ICS 463: Intro to Human-Computer Interaction Design, Spring 2006

Assignment 11: Project Reports (due 5/12, 40% of Grade)

Objectives

  • To learn from your experience by reflecting on the design process
  • To practice producing a quality written report
  • To have a portfolio of your project you can use to show to others (e.g., in job interviews)

What to do and turn in

Since this is a writing intensive course I am requiring a written formal document. This document can be written by drawing on but editing to improve and consolidate the results of your previous assignments. Thus you are revising your work as you move from the web to paper format. These points are important: Writing for paper is different than writing for the web. Provide a clear organization and a coherent narrative. Don't miss the opportunity to improve on the work you did in the assignments. Look at the feedback we gave you; look at others' assignments; and think about how you could improve your work and its presentation. (Every year I try a different typographical format for getting these points across to students: bold, underline, now red ... and every year someone ignores it. So I guess it's up to you. Note also items highlighted below: students often miss these.)

While you do this I suggest you also improve the web presentation. It might come in handy when you unexpectedly are asked to show some of your work during a job search.

The paper document can follow this outline:

Introduction:
Motivations for the project. (See your Assignment 4 Memo and Assignment 5 Root Concept, but don't just copy the memo.)
Requirements
Summarize how you gathered data for requirements; summarize the results; give the requirements you came up with. (Assignments 5-6)
Conceptual Design
Describe the methods used (from SBD, UCD, Contextual Design) and why you chose them. Describe the design process (with examples of design representations created), and how each method informed or constrained the next step of design. How did you generate, evaluate, and choose from alternative designs?

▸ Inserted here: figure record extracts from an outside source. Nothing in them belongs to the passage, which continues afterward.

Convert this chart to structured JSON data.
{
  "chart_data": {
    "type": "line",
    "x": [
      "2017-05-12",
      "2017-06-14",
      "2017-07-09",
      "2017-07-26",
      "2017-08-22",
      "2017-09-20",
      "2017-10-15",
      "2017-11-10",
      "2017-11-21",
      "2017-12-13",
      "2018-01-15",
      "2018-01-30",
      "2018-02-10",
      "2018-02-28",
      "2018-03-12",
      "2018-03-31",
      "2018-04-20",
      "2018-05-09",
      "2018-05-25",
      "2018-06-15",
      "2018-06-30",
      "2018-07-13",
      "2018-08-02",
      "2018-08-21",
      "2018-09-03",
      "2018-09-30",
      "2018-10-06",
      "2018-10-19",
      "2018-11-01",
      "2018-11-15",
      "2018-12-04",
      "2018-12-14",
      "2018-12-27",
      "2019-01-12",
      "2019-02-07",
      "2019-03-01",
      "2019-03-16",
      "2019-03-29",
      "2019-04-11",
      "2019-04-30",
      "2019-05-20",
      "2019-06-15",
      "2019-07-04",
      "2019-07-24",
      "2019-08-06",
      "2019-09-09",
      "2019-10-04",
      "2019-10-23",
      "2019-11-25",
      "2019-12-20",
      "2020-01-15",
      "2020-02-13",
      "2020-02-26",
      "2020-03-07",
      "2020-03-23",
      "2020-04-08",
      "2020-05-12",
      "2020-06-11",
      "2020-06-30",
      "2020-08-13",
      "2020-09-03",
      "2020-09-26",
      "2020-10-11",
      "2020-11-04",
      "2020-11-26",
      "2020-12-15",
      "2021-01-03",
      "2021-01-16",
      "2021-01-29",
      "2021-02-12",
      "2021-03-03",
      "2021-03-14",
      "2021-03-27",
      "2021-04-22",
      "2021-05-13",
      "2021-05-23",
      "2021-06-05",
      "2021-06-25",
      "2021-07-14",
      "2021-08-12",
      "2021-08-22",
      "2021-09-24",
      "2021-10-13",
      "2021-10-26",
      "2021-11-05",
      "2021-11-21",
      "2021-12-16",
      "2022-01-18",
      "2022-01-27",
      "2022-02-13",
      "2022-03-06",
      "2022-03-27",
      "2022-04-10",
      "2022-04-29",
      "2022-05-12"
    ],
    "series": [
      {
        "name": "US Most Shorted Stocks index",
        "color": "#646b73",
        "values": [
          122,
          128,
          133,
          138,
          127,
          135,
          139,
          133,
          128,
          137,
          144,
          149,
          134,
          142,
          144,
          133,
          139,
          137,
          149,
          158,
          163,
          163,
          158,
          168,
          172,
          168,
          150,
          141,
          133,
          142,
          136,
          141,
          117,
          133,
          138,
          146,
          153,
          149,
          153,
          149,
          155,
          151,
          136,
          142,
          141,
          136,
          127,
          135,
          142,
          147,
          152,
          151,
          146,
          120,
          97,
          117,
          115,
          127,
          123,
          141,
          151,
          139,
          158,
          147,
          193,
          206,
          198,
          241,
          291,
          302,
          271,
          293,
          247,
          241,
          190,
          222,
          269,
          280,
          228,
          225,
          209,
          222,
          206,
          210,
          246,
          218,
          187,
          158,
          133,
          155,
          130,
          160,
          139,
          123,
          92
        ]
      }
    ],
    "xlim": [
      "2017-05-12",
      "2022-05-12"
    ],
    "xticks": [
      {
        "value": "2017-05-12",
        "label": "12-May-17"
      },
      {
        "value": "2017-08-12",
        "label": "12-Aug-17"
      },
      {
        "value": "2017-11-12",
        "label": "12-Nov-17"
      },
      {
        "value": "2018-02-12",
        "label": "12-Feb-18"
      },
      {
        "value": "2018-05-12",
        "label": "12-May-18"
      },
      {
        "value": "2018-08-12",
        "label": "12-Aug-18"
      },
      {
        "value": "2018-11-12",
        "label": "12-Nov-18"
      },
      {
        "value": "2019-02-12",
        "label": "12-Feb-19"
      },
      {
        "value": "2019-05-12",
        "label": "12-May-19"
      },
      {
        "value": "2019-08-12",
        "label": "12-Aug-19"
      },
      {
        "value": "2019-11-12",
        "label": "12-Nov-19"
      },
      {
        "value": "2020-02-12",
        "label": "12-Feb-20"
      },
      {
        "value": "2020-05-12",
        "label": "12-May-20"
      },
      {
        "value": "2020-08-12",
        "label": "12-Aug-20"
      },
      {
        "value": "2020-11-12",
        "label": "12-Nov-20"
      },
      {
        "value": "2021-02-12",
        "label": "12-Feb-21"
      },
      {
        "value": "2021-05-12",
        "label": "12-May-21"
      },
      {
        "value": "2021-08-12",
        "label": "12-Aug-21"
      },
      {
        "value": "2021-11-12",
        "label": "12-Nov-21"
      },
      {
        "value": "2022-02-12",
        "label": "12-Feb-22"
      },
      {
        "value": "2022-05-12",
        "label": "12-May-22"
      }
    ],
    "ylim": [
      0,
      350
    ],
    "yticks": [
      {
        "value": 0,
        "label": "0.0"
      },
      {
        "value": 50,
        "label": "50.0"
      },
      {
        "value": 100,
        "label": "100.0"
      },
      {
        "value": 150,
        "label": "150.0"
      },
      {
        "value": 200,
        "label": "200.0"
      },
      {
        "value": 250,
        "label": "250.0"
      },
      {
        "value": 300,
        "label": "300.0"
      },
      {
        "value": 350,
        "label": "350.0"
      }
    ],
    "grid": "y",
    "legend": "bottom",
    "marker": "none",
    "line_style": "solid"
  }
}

How were users involved in this process? (Assignment 7)
Physical Design
All comments under Conceptual Design apply here. In addition, it's important to show how the requirements and conceptual design influenced physical design. (Assignment 8)
Prototype and Evaluation
Identify what you are trying to find out through your evaluation (including usability requirements). Describe the prototype (horizontal or vertical? low or high fidelity? what use cases or scenarios did you focus on? etc.), and identify how the specific prototype you chose to implement allows you to address the evaluation questions. Describe your methods of evaluation with respect to how they address the evaluation questions using the prototype. Give a summary of results (not raw data); and discuss what these results told you about whether you met your requirements and other ways to improve the design. If you used multiple methods of evaluation (e.g., Heuristic or Analytic in addition to Usabilty Testing), compare the results of the different methods.
Conclusions
Include a discussion of the various design methods we tried, comparing them in terms of which seemed to be the most helpful for your project. Any final comments you care to make about the overall project are also appropriate here.

I want a coherent presentation, not just a bunch of stuff from your web site pasted together. If you feel it is helpful to include supporting material like data gathered or many design alternatives, you might put them in the appendix so as not to break up the presentation.

If you are in a group, you of course need to distribute the writing effectively across the group. Although one person may be a better writer than others, everyone should have some involvement in writing. Weak English writers can not only contribute content ideas and proofread; they especially should get some practice writing. Although it makes sense to divide up the work initially, do not simply give each person a section without some plan for integration: it will be a poorly connected hodge-podge. Everyone should copy edit the final draft before it goes out -- you are all accountable for the product. This is 40% of your grade.

How many pages? As many as are needed to effectively communicate your project as outlined above, but not more. What about individual versus group projects? Since several of the assignment asked groups to do more work, of course I expect that group project reports will need to be longer to present that work.

Due 5/12 by midnight

I need to turn in grades (as well as an NSF grant) on 5/15, so late projects will result in an incomplete.